Students use their senses to investigate changes in the seasons by making observations in nature. They collect data by drawing, writing, and or labeling their observations to compare how sunlight affects themselves and objects as the seasons change.
K-PS3-1 Make observations to determine the effect of sunlight on Earth’s surface. Clarification Statement: Examples of Earth’s surface could include sand, soil, rocks, and water Assessment Boundary: Assessment of temperature is limited to relative measures such as warmer/cooler.
This resource is explicitly designed to build towards this performance expectation.
Comments about Including the Performance Expectation During a school year students are going outside to make observations about how the sun affects objects, themselves, and causes seasonal changes on Earth. They draw pictures, write about, and label their observations to collect data. They will go out several times during the year to make observations. At the end of the year students could make a booklet to take home and share with their family using the pages completed during each observation.
This resource is explicitly designed to build towards this science and engineering practice.
Comments about Including the Science and Engineering Practice Students share their pictures, drawings, and writing with other classmates and the teacher each time they go outside to make observations. The teacher could guide the discussions about the data to include how they feel when they are in the sun or the shade during each observation (cold, cool, hot, warm) and why they feel that way.
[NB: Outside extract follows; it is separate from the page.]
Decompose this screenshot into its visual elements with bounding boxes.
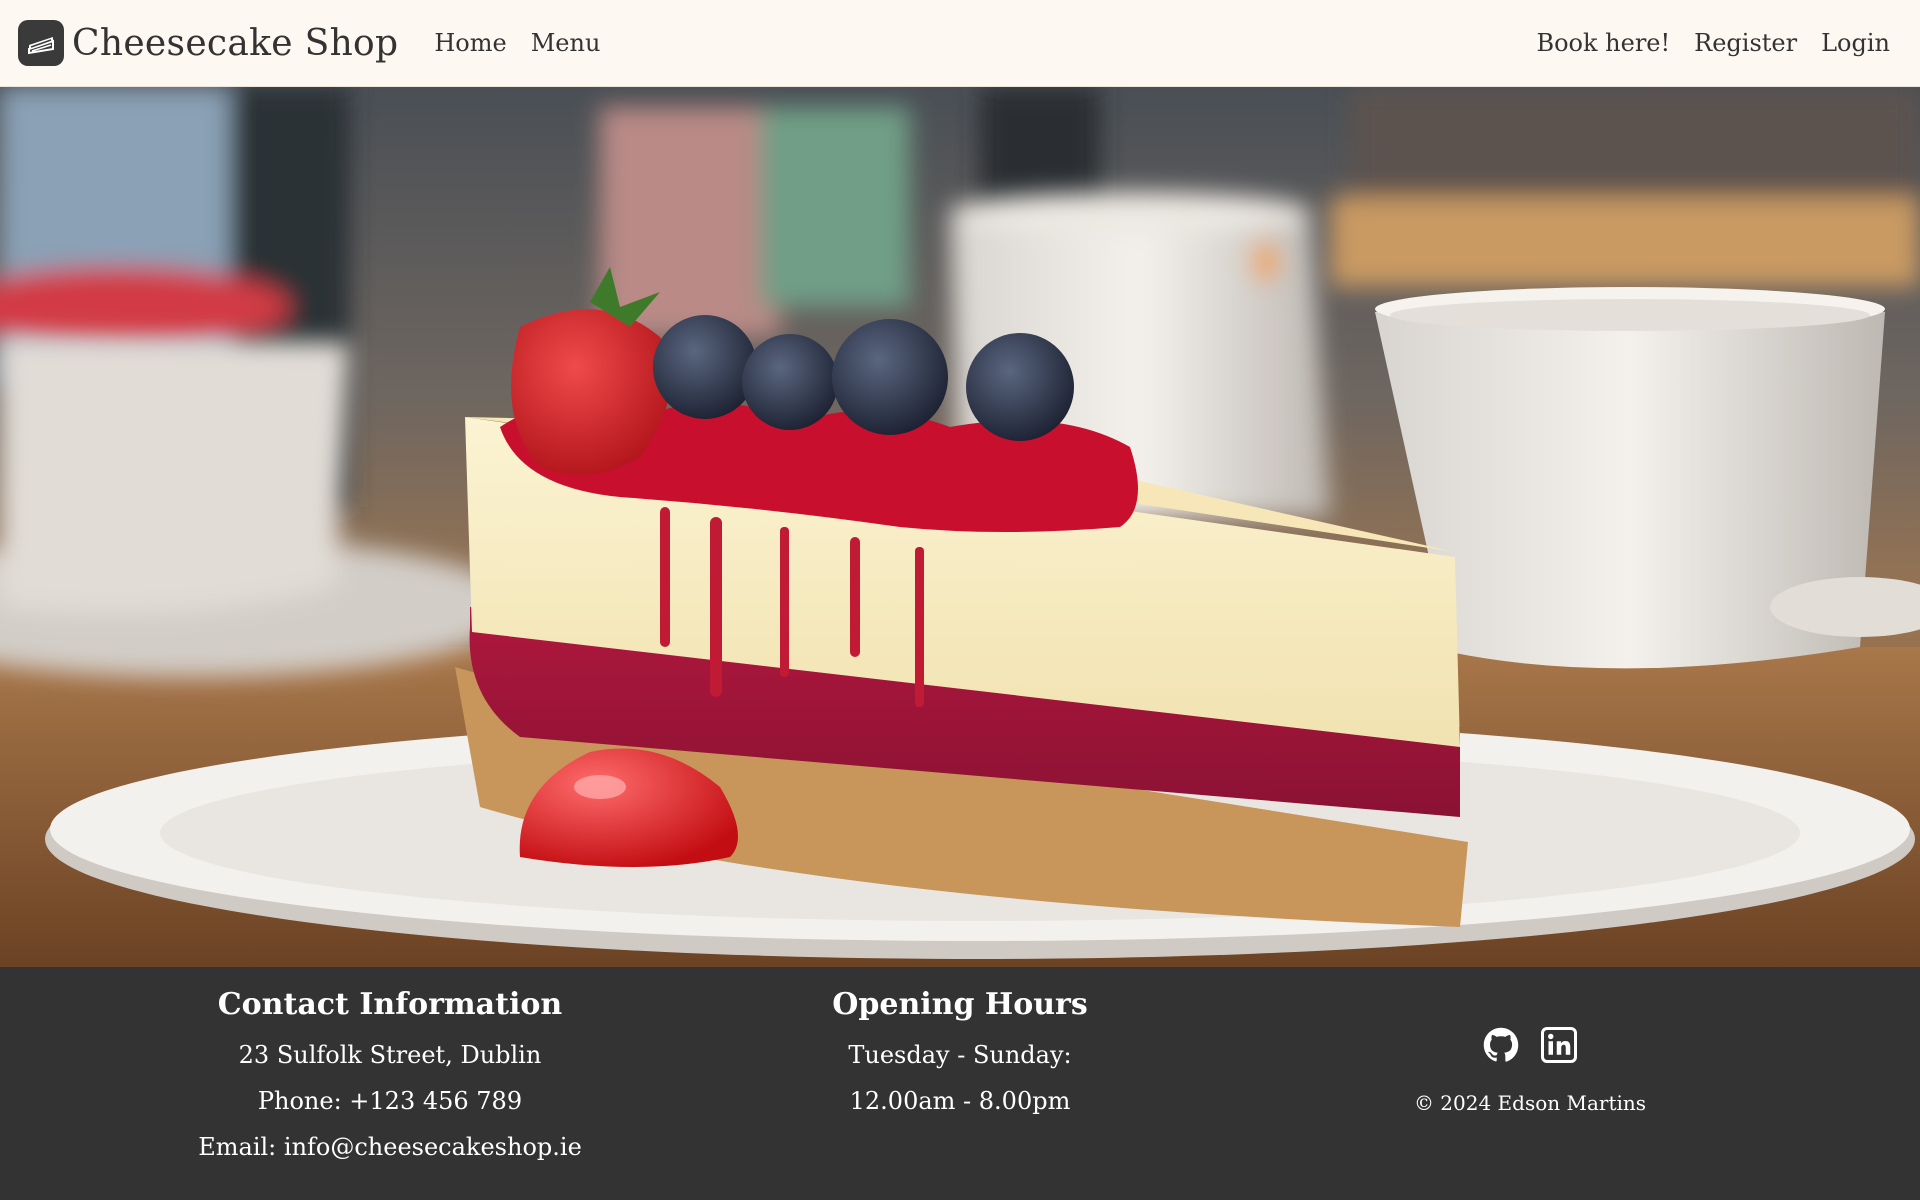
nav-menu-link[interactable]: Menu (531, 29, 601, 57)
contact-title: Contact Information (217, 987, 563, 1022)
contact-section: Contact Information 23 Sulfolk Street, D… (140, 987, 640, 1170)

This resource appears to be designed to build towards this disciplinary core idea, though the resource developer has not explicitly stated so.
Comments about Including the Disciplinary Core Idea The students make observations using their senses about how they feel when they are directly in the sun or in the shade. They are also using objects to explore how they feel when in the sun or shade. The correlation between how they or the objects feel in sun or shade in relation to the sun warming Earth's surface may need to be explained to students if they do not make that connection on their own.
This resource appears to be designed to build towards this crosscutting concept, though the resource developer has not explicitly stated so.
Comments about Including the Crosscutting Concept After making several observations during the school year, students will have data to compare how objects or themselves felt when they were in the sun or shade. This should lead to showing a pattern that more sun will make them warmer than less sun. Have each student do an entry in their science journals to discuss and show understanding about this concept.